“I come to the conclusion that the CRDT is not pulling its (considerable) weight. When I think about a future evolution of xi-editor, I see a much brighter future with a simpler, largely synchronous model, that still of course has enough revision tracking to get good results with asynchronous peers like the language server.”
Peritext is the only one that came close to solving rich-text, but even that one left out important aspect of rich-text editing like handling list & table operations as "work to be done later".
For people interested on why it's difficult to build CRDTs for richtext, here's a piece I wrote a year back: https://writer.zohopublic.com/writer/published/grcwy5c699d67...
Related HN discussion: https://news.ycombinator.com/item?id=29433896
> Even long edit histories barely compare to the memory savings Zed obtains from not being built with Electron.

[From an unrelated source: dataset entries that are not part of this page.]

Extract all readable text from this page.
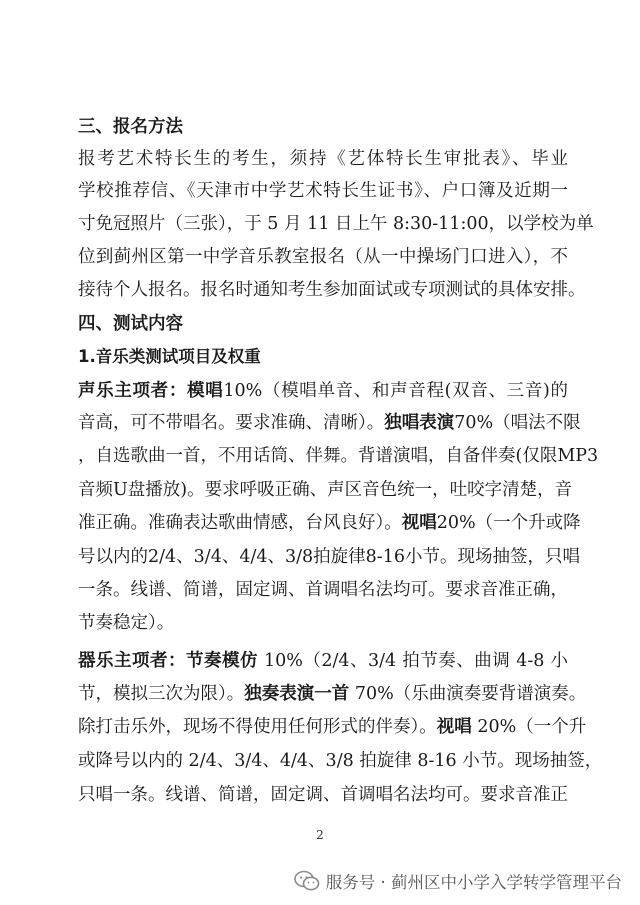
三、报名方法
报考艺术特长生的考生，须持《艺体特长生审批表》、毕业
学校推荐信、《天津市中学艺术特长生证书》、户口簿及近期一
寸免冠照片（三张），于 5 月 11 日上午 8:30-11:00，以学校为单
位到蓟州区第一中学音乐教室报名（从一中操场门口进入），不
接待个人报名。报名时通知考生参加面试或专项测试的具体安排。
四、测试内容
1.音乐类测试项目及权重
声乐主项者：模唱10%（模唱单音、和声音程(双音、三音)的
音高，可不带唱名。要求准确、清晰）。独唱表演70%（唱法不限
，自选歌曲一首，不用话筒、伴舞。背谱演唱，自备伴奏(仅限MP3
音频U盘播放)。要求呼吸正确、声区音色统一，吐咬字清楚，音
准正确。准确表达歌曲情感，台风良好）。视唱20%（一个升或降
号以内的2/4、3/4、4/4、3/8拍旋律8-16小节。现场抽签，只唱
一条。线谱、简谱，固定调、首调唱名法均可。要求音准正确，
节奏稳定）。
器乐主项者：节奏模仿 10%（2/4、3/4 拍节奏、曲调 4-8 小
节，模拟三次为限）。独奏表演一首 70%（乐曲演奏要背谱演奏。
除打击乐外，现场不得使用任何形式的伴奏）。视唱 20%（一个升
或降号以内的 2/4、3/4、4/4、3/8 拍旋律 8-16 小节。现场抽签，
只唱一条。线谱、简谱，固定调、首调唱名法均可。要求音准正
2
服务号 · 蓟州区中小学入学转学管理平台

I got a good chuckle out of this. Speaking of performance, I think it’s I nteresting that ms word and google docs are still using OT rather than CRDT. The goog version seems to work well but I have had nothing but frustration with ms word. Bad merges and weird states are typical, particularly from the fat client.

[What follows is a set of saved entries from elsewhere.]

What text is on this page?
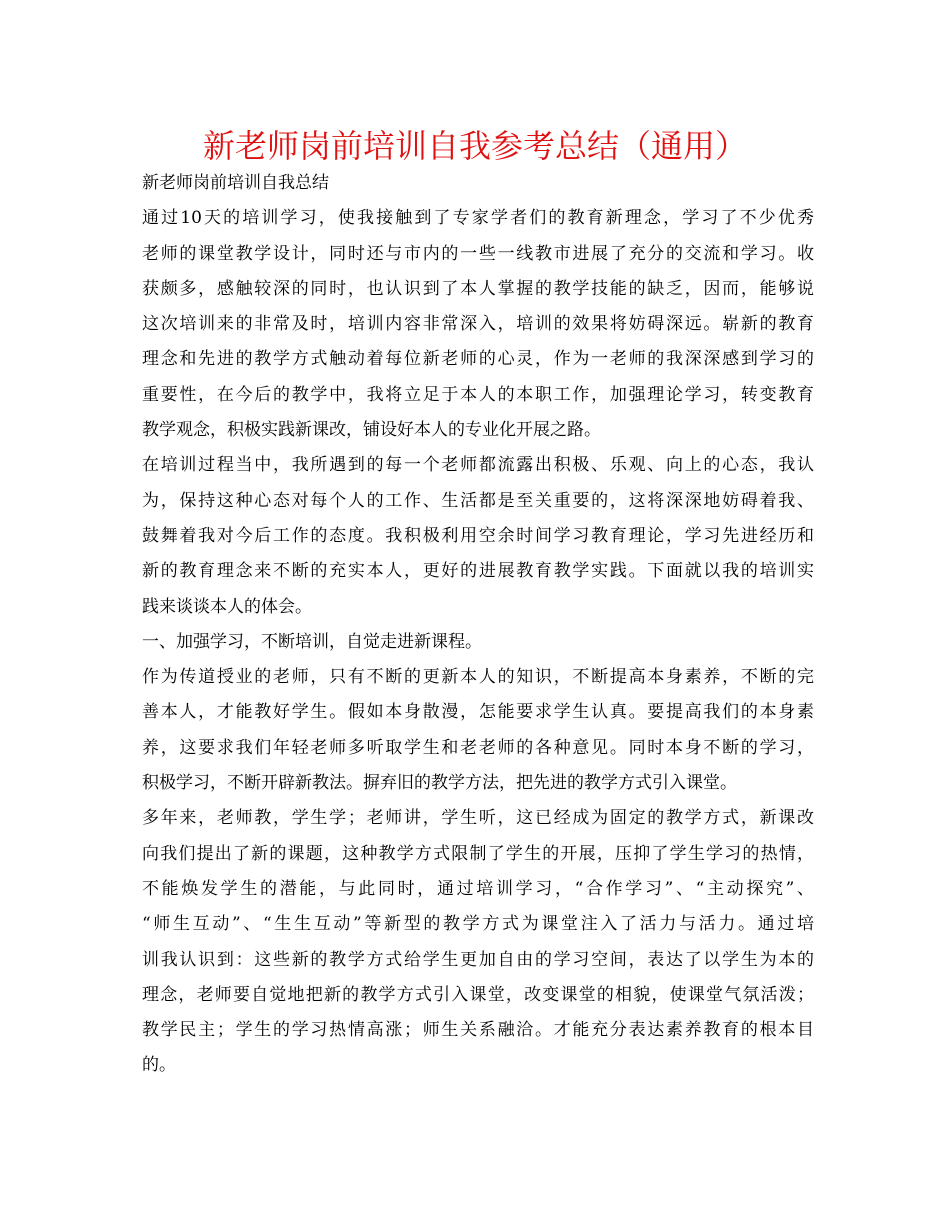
新老师岗前培训自我参考总结（通用）
新老师岗前培训自我总结
通过10天的培训学习，使我接触到了专家学者们的教育新理念，学习了不少优秀
老师的课堂教学设计，同时还与市内的一些一线教市进展了充分的交流和学习。收
获颇多，感触较深的同时，也认识到了本人掌握的教学技能的缺乏，因而，能够说
这次培训来的非常及时，培训内容非常深入，培训的效果将妨碍深远。崭新的教育
理念和先进的教学方式触动着每位新老师的心灵，作为一老师的我深深感到学习的
重要性，在今后的教学中，我将立足于本人的本职工作，加强理论学习，转变教育
教学观念，积极实践新课改，铺设好本人的专业化开展之路。
在培训过程当中，我所遇到的每一个老师都流露出积极、乐观、向上的心态，我认
为，保持这种心态对每个人的工作、生活都是至关重要的，这将深深地妨碍着我、
鼓舞着我对今后工作的态度。我积极利用空余时间学习教育理论，学习先进经历和
新的教育理念来不断的充实本人，更好的进展教育教学实践。下面就以我的培训实
践来谈谈本人的体会。
一、加强学习，不断培训，自觉走进新课程。
作为传道授业的老师，只有不断的更新本人的知识，不断提高本身素养，不断的完
善本人，才能教好学生。假如本身散漫，怎能要求学生认真。要提高我们的本身素
养，这要求我们年轻老师多听取学生和老老师的各种意见。同时本身不断的学习，
积极学习，不断开辟新教法。摒弃旧的教学方法，把先进的教学方式引入课堂。
多年来，老师教，学生学；老师讲，学生听，这已经成为固定的教学方式，新课改
向我们提出了新的课题，这种教学方式限制了学生的开展，压抑了学生学习的热情，
不能焕发学生的潜能，与此同时，通过培训学习，“合作学习”、“主动探究”、
“师生互动”、“生生互动”等新型的教学方式为课堂注入了活力与活力。通过培
训我认识到：这些新的教学方式给学生更加自由的学习空间，表达了以学生为本的
理念，老师要自觉地把新的教学方式引入课堂，改变课堂的相貌，使课堂气氛活泼；
教学民主；学生的学习热情高涨；师生关系融洽。才能充分表达素养教育的根本目
的。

Anyone else interested in the background of OT vs CRDT might find this thread useful: https://news.ycombinator.com/item?id=18191867
(The picture has the name wrong. Maybe intentionally, as some kind of typo which one wants to edit out, hinting at multiple people editing a document?)
Traditional databases (e.g. sql databases and key-value stores) treat the database as a blob of data. This makes multi-player updates very difficult, as reconciling differences in real-time is a hard problem, hence the invention of CRDTs. My new database, however, treats the data as a series of events. In the example of a text editor, the stream of events might be something like: User 1 connected, User 1 pressed key a, User 2 connected, User 2 pressed b, User 1 disconnected, etc.
In addition to the stream of events, application developers also provide an "engine" that converts the stream of events into a blob of data. The engine runs locally on each connected client. When a client connects to the database, they fetch the engine from the database server. The client then receives the stream of events from the database server in real-time. When a client generates an event, it gets inserted into the local engine immediately and also gets broadcasted to the server. The server then broadcasts the event to other connected clients.
The most important part that makes this work comes from a technique called rollback netcode. Events in the stream are ordered and undo-able. When a connected client generates an event, they insert it into their local engine immediately, but other clients are also generating events simultaneously. If all clients optimistically inserted events locally, the event order would differ across clients. To solve this, the engine automatically will undo events when new events come in from the server. The engine then applies the received event in its proper place and reapplies all the undone events on top. The result is that all users have a consistent view of the data.
The logic of an engine looks something like this:
1) When User X connected, set X's cursor position to offset 0.
2) When User X types a letter, insert text at User X's cursor offset and increase User X's cursor offset by 1. Also increment the cursor offset of all other connected users if their cursor offset is > User X's.
And that's it for a basic insert-only text editor. You can see that applying all the events in order yields the correct state. Adding a moveable cursor and the ability to remove text is also trivial. Basically just the opposite of 1 and 2 above. The whole engine can be implemented in like 100 lines of code and is very easy to reason about.
It just sounds like a recipe for a Sketch situation where it's really just a Mac app and web (and other platforms) is a second class citizen.